Hormone Production and Chemical Balances
posted by Endocrinology | November 3, 2016
For many of us, an introduction to the hormones in our bodies can be abrupt. Just when our brains are capable of handling such subject matter, our bodies go through the significant changes associated with puberty. It can be a new and frightening time for many at that age, but it’s also an important stage in life as we become more familiar with our bodies.
In reality, few teens know just how vital these chemicals are to our bodies. They don’t just cause acne and growth spurts; these hormones help regulate everything from our mood to our sleep habits, and can have big effects on quality of life for anyone with even minor imbalances.
Hormones are like the body’s mail system. They communicate between different parts of the body, and help them stay connected even as they function separately. Hormones are released by endocrine glands, and there are several types of these glands in the body that regulate everything from reproductive organs to the immune system.
Hormones are naturally regulated by the body. This is often a seamless process with no worse side effects than a little acne here or there in pre-teen years. Every person on earth is affected by their hormones, and this often plays out in unnoticeable ways.
Those who study and treat patients in these areas are in a field known as “endocrinology,” or the study of hormones.
For those suffering from disorders, hormone regulation is a serious issue that affects daily life. Endocrinologists split these patients into two distinct categories:
Diabetes is one of the most common, and often most serious, disease associated with hormone imbalance. In fact, it affects over 18 million people in the United States alone.
Diabetes involves the pancreas, one of the body’s hormone-secreting organs, struggling to produce or regulate insulin, a hormone which helps the body use vital nutrients from fats and sugars consumed in food.
Other endocrine disorders are rarer and less well-known, but can be serious in some cases too. They can affect things ranging from growth to metabolism, and like diabetes, many cases go unreported and untreated.
Endocrinologists aren’t limited to treating hormone disorders. Some do research, studying the chemicals within the body, and some even study the way our hormones compare to those of other species.

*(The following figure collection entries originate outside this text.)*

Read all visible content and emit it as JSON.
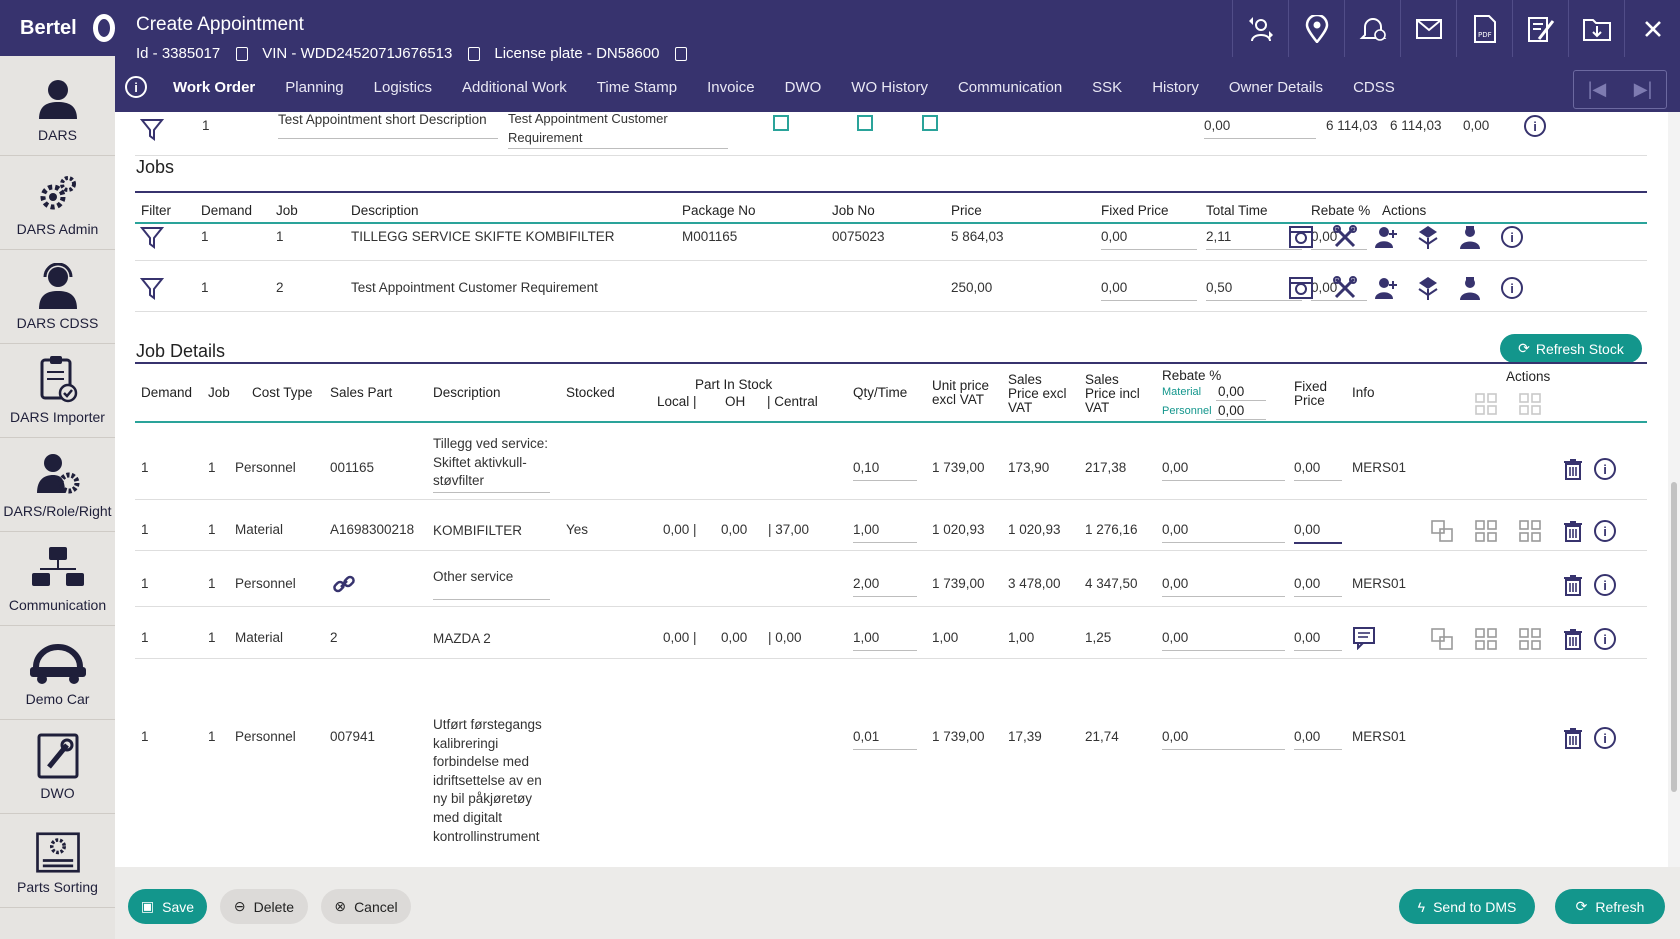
{
  "brand": {
    "name": "Bertel"
  },
  "sidebar": {
    "items": [
      {
        "label": "DARS",
        "icon": "user-icon"
      },
      {
        "label": "DARS Admin",
        "icon": "gears-icon"
      },
      {
        "label": "DARS CDSS",
        "icon": "headset-user-icon"
      },
      {
        "label": "DARS Importer",
        "icon": "clipboard-check-icon"
      },
      {
        "label": "DARS/Role/Right",
        "icon": "user-gear-icon"
      },
      {
        "label": "Communication",
        "icon": "network-icon"
      },
      {
        "label": "Demo Car",
        "icon": "demo-car-icon"
      },
      {
        "label": "DWO",
        "icon": "wrench-icon"
      },
      {
        "label": "Parts Sorting",
        "icon": "parts-sorting-icon"
      }
    ]
  },
  "header": {
    "title": "Create Appointment",
    "id": "Id - 3385017",
    "vin": "VIN - WDD2452071J676513",
    "license": "License plate - DN58600",
    "icons": [
      "transfer-user-icon",
      "map-pin-icon",
      "alarm-bell-icon",
      "mail-icon",
      "pdf-icon",
      "edit-document-icon",
      "folder-download-icon",
      "close-icon"
    ]
  },
  "tabs": [
    "Work Order",
    "Planning",
    "Logistics",
    "Additional Work",
    "Time Stamp",
    "Invoice",
    "DWO",
    "WO History",
    "Communication",
    "SSK",
    "History",
    "Owner Details",
    "CDSS"
  ],
  "top_row": {
    "demand": "1",
    "short_description": "Test Appointment short Description",
    "customer_requirement": "Test Appointment Customer Requirement",
    "value": "0,00",
    "price1": "6 114,03",
    "price2": "6 114,03",
    "price3": "0,00"
  },
  "jobs": {
    "title": "Jobs",
    "headers": {
      "filter": "Filter",
      "demand": "Demand",
      "job": "Job",
      "description": "Description",
      "package_no": "Package No",
      "job_no": "Job No",
      "price": "Price",
      "fixed_price": "Fixed Price",
      "total_time": "Total Time",
      "rebate": "Rebate %",
      "actions": "Actions"
    },
    "rows": [
      {
        "demand": "1",
        "job": "1",
        "description": "TILLEGG SERVICE SKIFTE KOMBIFILTER",
        "package_no": "M001165",
        "job_no": "0075023",
        "price": "5 864,03",
        "fixed_price": "0,00",
        "total_time": "2,11",
        "rebate": "0,00"
      },
      {
        "demand": "1",
        "job": "2",
        "description": "Test Appointment Customer Requirement",
        "package_no": "",
        "job_no": "",
        "price": "250,00",
        "fixed_price": "0,00",
        "total_time": "0,50",
        "rebate": "0,00"
      }
    ]
  },
  "job_details": {
    "title": "Job Details",
    "refresh_stock": "Refresh Stock",
    "headers": {
      "demand": "Demand",
      "job": "Job",
      "cost_type": "Cost Type",
      "sales_part": "Sales Part",
      "description": "Description",
      "stocked": "Stocked",
      "part_in_stock": "Part In Stock",
      "local": "Local |",
      "oh": "OH",
      "central": "| Central",
      "qty_time": "Qty/Time",
      "unit_price_1": "Unit price",
      "unit_price_2": "excl VAT",
      "sales_excl_1": "Sales",
      "sales_excl_2": "Price excl",
      "sales_excl_3": "VAT",
      "sales_incl_1": "Sales",
      "sales_incl_2": "Price incl",
      "sales_incl_3": "VAT",
      "rebate": "Rebate %",
      "material_label": "Material",
      "material_value": "0,00",
      "personnel_label": "Personnel",
      "personnel_value": "0,00",
      "fixed_1": "Fixed",
      "fixed_2": "Price",
      "info": "Info",
      "actions": "Actions"
    },
    "rows": [
      {
        "demand": "1",
        "job": "1",
        "cost_type": "Personnel",
        "sales_part": "001165",
        "description": "Tillegg ved service: Skiftet aktivkull-støvfilter",
        "stocked": "",
        "local": "",
        "oh": "",
        "central": "",
        "qty": "0,10",
        "unit": "1 739,00",
        "sales_excl": "173,90",
        "sales_incl": "217,38",
        "rebate": "0,00",
        "fixed": "0,00",
        "info": "MERS01"
      },
      {
        "demand": "1",
        "job": "1",
        "cost_type": "Material",
        "sales_part": "A1698300218",
        "description": "KOMBIFILTER",
        "stocked": "Yes",
        "local": "0,00 |",
        "oh": "0,00",
        "central": "| 37,00",
        "qty": "1,00",
        "unit": "1 020,93",
        "sales_excl": "1 020,93",
        "sales_incl": "1 276,16",
        "rebate": "0,00",
        "fixed": "0,00",
        "info": ""
      },
      {
        "demand": "1",
        "job": "1",
        "cost_type": "Personnel",
        "sales_part": "",
        "description": "Other service",
        "stocked": "",
        "local": "",
        "oh": "",
        "central": "",
        "qty": "2,00",
        "unit": "1 739,00",
        "sales_excl": "3 478,00",
        "sales_incl": "4 347,50",
        "rebate": "0,00",
        "fixed": "0,00",
        "info": "MERS01"
      },
      {
        "demand": "1",
        "job": "1",
        "cost_type": "Material",
        "sales_part": "2",
        "description": "MAZDA 2",
        "stocked": "",
        "local": "0,00 |",
        "oh": "0,00",
        "central": "| 0,00",
        "qty": "1,00",
        "unit": "1,00",
        "sales_excl": "1,00",
        "sales_incl": "1,25",
        "rebate": "0,00",
        "fixed": "0,00",
        "info": ""
      },
      {
        "demand": "1",
        "job": "1",
        "cost_type": "Personnel",
        "sales_part": "007941",
        "description": "Utført førstegangs kalibreringi forbindelse med idriftsettelse av en ny bil påkjøretøy med digitalt kontrollinstrument",
        "stocked": "",
        "local": "",
        "oh": "",
        "central": "",
        "qty": "0,01",
        "unit": "1 739,00",
        "sales_excl": "17,39",
        "sales_incl": "21,74",
        "rebate": "0,00",
        "fixed": "0,00",
        "info": "MERS01"
      }
    ]
  },
  "footer": {
    "save": "Save",
    "delete": "Delete",
    "cancel": "Cancel",
    "send_dms": "Send to DMS",
    "refresh": "Refresh"
  },
  "colors": {
    "primary": "#37336e",
    "teal": "#13968c",
    "sidebar_bg": "#e6e4e1"
  }
}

Others specialize in children (a field known as pediatric endocrinology). There were roughly 7,000 active physicians in the endocrinology, diabetes and metabolism field in the United States as of April 2016, though these figures might understate professionals in research fields.
Endocrinologists are a vital asset for millions of people. Parents of young children should be especially conscious of their benefits, as should anyone who might be suffering from a hormone-related issue.
This information is not intended to replace the advice of a medical professional. You should always consult your doctor before making decisions about your health.